As experimentações de Bino Sousa com a oxidação começaram em 2015 com a exposição “Deterioração”, que foi o pontapé para novos experimentos. As grades são conseguidas em ferros velhos e sucatarias e depois os resíduos de tinta são retirados para que o objeto possa enferrujar naturalmente. Com a ferrugem, o contorno das dobras da grade fica marcado no tecido. Em algumas peças há a impressão de que são fotos analógicas de tão perfeitas as marcas.
Para a exposição Rendas de Ferro, o artista contou com apoio na montagem de outro artista visual, Alexandre dos Santos Filho, conhecido artisticamente como Alixa.
“Eu coloco uma espuma embaixo, depois o tecido e a grade por cima. Com o tecido úmido, basta deixar uma ou duas semanas para que a grade enferruje, mas também faço a aceleração da oxidação com limão, vinagre e sal”, explica Bino Sousa.
A hipótese do artista é que as grades, no estilo das utilizadas em sua obra, com dobras em formato de flores ou coração, por exemplo, surgem baseadas a partir das grades forjadas vindas da Europa e utilizadas em palacetes históricos, encomendadas por pessoas com menor poder aquisitivo.
Segundo Bino Sousa, o foco de sua obra é atrair a atenção para a grade, um objeto de ferro que ainda é produzido, mas que já está perdendo espaço. Para ele, as pessoas deixaram de produzir grades nesse formato pelo trabalho que dá realizar as dobras. Mas além disso, há outro ponto que o artista quer fazer as pessoas refletirem.
“Nós vivemos em uma região onde é extraído o minério de ferro. Esse minério dá uma volta lá longe e depois volta pra ser beneficiado aqui com o valor lá em cima. Para mim, como artista visual, me apropriar de um objeto de ferro no lugar onde é extraído o minério é interessante. Que as pessoas olhem para a grade porque é um registro histórico, faz parte da arquitetura da cidade, mas está deixando de existir. Você ainda encontra grades assim na periferia, mas nos bairros mais nobres pouquíssimo já se tem”, observa o artista visual.
As experimentações vão continuar. O artista já tem novas ideias envolvendo o objeto, a sobreposição, a criação de novos desenhos e intervenção urbana. A exposição aconteceu com o incentivo conquistado pelo artista por meio do edital municipal da Lei Aldir Blanc. Ele destaca a importância desse fomento à cultura no momento atual.
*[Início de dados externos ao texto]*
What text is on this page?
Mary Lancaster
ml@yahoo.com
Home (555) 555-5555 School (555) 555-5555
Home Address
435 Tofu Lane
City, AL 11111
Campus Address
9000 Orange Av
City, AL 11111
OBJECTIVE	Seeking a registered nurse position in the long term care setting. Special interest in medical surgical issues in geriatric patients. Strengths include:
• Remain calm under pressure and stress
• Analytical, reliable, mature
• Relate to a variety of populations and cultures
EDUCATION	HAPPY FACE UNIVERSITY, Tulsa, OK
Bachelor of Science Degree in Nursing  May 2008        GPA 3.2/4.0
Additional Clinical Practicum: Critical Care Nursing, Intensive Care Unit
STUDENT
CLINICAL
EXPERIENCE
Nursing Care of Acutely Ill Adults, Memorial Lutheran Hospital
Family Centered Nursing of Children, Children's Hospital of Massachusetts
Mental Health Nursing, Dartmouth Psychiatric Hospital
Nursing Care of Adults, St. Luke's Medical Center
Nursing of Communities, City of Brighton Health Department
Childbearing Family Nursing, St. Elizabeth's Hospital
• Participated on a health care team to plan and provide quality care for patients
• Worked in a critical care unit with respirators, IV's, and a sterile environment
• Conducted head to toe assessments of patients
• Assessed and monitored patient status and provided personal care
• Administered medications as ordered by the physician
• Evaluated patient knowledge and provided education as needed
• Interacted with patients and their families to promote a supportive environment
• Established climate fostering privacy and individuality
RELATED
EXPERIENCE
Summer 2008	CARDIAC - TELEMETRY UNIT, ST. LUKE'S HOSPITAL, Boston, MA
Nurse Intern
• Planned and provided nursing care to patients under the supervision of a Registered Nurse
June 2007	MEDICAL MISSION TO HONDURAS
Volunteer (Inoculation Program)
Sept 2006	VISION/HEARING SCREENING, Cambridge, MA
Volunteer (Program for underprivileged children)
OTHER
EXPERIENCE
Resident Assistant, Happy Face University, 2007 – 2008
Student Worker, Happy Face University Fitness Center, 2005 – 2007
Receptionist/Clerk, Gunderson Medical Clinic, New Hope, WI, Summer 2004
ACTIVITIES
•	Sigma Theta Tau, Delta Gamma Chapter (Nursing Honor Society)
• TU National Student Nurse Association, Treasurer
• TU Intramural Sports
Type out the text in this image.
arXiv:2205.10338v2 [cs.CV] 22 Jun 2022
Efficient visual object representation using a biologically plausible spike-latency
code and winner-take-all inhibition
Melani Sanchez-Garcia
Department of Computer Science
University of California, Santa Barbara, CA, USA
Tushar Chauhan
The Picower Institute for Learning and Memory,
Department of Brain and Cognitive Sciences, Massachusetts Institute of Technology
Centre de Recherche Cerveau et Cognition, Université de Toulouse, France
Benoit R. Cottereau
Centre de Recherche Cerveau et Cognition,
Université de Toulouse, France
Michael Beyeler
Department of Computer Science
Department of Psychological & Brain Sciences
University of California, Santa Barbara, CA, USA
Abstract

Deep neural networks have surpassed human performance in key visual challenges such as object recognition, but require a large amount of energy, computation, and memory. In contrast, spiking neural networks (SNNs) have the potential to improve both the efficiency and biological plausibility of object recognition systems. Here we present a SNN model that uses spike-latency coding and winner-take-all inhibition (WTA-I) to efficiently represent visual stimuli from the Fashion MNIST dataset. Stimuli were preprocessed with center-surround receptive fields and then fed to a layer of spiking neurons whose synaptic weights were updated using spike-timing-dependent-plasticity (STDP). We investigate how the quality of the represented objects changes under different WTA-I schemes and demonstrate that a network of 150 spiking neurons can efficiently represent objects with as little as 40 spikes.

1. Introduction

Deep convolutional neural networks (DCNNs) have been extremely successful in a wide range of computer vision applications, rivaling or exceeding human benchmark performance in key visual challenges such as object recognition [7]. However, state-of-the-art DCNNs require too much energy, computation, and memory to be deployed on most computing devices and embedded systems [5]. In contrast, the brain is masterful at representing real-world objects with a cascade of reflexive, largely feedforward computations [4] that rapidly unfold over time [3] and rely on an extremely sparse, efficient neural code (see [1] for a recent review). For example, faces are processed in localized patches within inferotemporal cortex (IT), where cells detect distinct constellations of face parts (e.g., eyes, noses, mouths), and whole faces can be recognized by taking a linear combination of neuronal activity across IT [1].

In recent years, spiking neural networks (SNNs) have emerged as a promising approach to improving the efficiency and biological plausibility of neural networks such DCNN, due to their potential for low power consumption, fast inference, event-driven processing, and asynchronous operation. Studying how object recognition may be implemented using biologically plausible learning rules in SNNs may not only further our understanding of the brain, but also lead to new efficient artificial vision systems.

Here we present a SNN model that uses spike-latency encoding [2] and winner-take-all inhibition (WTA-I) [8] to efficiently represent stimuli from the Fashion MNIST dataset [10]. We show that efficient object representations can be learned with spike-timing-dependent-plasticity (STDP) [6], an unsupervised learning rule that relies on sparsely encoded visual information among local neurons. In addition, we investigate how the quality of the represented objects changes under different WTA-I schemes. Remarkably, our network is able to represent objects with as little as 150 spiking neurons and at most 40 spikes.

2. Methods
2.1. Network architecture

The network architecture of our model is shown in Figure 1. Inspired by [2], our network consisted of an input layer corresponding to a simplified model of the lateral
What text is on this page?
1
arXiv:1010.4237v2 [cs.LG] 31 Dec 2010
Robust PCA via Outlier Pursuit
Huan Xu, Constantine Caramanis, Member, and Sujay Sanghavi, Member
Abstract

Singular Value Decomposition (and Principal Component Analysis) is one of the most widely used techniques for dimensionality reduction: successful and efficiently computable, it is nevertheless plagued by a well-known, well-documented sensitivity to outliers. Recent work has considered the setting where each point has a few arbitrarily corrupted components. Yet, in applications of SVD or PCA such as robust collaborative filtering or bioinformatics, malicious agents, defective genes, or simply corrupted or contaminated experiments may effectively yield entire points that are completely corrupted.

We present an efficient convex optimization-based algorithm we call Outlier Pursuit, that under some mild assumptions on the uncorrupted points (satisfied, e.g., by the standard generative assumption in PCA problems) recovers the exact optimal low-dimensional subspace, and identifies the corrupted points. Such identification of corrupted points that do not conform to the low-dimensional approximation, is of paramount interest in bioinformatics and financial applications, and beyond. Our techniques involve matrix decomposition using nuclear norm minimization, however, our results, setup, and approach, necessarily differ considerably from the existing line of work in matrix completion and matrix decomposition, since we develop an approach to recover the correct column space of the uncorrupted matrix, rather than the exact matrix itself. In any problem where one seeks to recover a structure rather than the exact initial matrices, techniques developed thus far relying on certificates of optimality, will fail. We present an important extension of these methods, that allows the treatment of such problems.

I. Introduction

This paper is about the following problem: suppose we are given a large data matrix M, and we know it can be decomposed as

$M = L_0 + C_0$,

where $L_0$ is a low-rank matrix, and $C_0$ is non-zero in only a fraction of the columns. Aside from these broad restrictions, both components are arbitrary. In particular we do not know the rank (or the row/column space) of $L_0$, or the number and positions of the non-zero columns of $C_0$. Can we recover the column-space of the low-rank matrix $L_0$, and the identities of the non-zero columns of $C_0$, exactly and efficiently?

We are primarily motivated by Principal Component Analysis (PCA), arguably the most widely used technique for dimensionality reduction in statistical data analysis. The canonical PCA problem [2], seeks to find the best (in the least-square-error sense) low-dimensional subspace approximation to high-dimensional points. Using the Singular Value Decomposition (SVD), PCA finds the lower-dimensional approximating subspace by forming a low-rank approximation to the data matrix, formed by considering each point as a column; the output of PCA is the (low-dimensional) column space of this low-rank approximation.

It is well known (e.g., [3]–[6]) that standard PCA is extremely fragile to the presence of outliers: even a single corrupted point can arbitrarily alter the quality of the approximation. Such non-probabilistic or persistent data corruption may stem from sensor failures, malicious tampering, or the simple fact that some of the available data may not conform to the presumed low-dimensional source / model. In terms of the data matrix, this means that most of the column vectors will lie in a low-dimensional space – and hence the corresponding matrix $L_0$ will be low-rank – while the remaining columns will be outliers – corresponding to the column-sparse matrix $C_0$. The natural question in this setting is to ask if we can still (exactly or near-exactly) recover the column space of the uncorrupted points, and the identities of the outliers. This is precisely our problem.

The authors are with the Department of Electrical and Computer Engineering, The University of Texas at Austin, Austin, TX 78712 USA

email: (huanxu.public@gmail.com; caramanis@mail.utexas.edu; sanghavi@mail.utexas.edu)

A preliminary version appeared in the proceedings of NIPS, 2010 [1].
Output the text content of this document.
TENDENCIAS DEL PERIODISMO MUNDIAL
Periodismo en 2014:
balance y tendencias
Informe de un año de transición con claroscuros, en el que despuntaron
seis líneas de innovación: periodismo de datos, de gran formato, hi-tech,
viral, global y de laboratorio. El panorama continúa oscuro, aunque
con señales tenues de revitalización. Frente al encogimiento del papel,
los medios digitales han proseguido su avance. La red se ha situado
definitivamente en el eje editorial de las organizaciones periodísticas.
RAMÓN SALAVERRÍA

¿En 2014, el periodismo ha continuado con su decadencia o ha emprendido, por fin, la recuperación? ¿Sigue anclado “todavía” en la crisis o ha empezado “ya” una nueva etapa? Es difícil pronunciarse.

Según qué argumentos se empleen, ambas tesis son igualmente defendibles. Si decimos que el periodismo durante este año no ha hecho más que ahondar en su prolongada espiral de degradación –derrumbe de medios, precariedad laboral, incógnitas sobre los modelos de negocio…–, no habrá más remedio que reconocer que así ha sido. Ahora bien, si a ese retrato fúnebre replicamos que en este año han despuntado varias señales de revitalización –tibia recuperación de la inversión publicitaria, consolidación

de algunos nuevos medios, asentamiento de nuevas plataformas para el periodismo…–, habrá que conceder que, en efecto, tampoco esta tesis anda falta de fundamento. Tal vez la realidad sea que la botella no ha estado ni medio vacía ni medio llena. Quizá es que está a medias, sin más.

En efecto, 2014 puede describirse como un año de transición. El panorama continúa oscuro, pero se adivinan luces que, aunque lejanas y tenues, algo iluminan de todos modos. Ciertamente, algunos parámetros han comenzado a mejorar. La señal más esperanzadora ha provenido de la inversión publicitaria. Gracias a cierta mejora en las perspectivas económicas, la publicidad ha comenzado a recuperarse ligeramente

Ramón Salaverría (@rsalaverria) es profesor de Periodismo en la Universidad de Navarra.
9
“É muito importante para os artistas porque permite que a gente faça essa produção, seja para o artista que comercializa seu trabalho quanto para artistas que fazem seu trabalho para apresentação e exposição. Eu acredito que foi essencial nesse momento porque eu pude experimentar. Esse recurso que vem, por meio de lei, serve para isso, para investir em algo que não estamos podendo”, pontua.
Para o presidente da FCCM, Marlon Prado, a fundação cumpre com seu papel de fomentadora cultural e segue com o apoio aos artistas em meio à pandemia atual.
“A FCCM sempre apoiou e teve essa relação com os artistas. O nosso museu tem um espaço para exposições temporárias justamente para incentiva, valorizar e ser um espaço alternativo para os artistas que o queiram utilizar. E atualmente, com a exposição do Bino Sousa, ao ar livre que, nesse momento de pandemia, vem a calhar para recebermos um público maior”, reitera.
Para o artista visual Bino Sousa, o contato com a arte tira as pessoas do lugar comum do dia a dia, seja com uma música que leva a uma lembrança. “Toda vez que a arte provoca essa sensação, a gente cumpre nosso papel de artista, fazer algo diferente. Eu gosto de pensar a arte dessa forma, como algo afetivo”, finaliza.
Serviço
A exposição segue até a próxima sexta-feira aberta ao público, na sede da Fundação Casa da Cultura de Marabá, das 8h às 18h.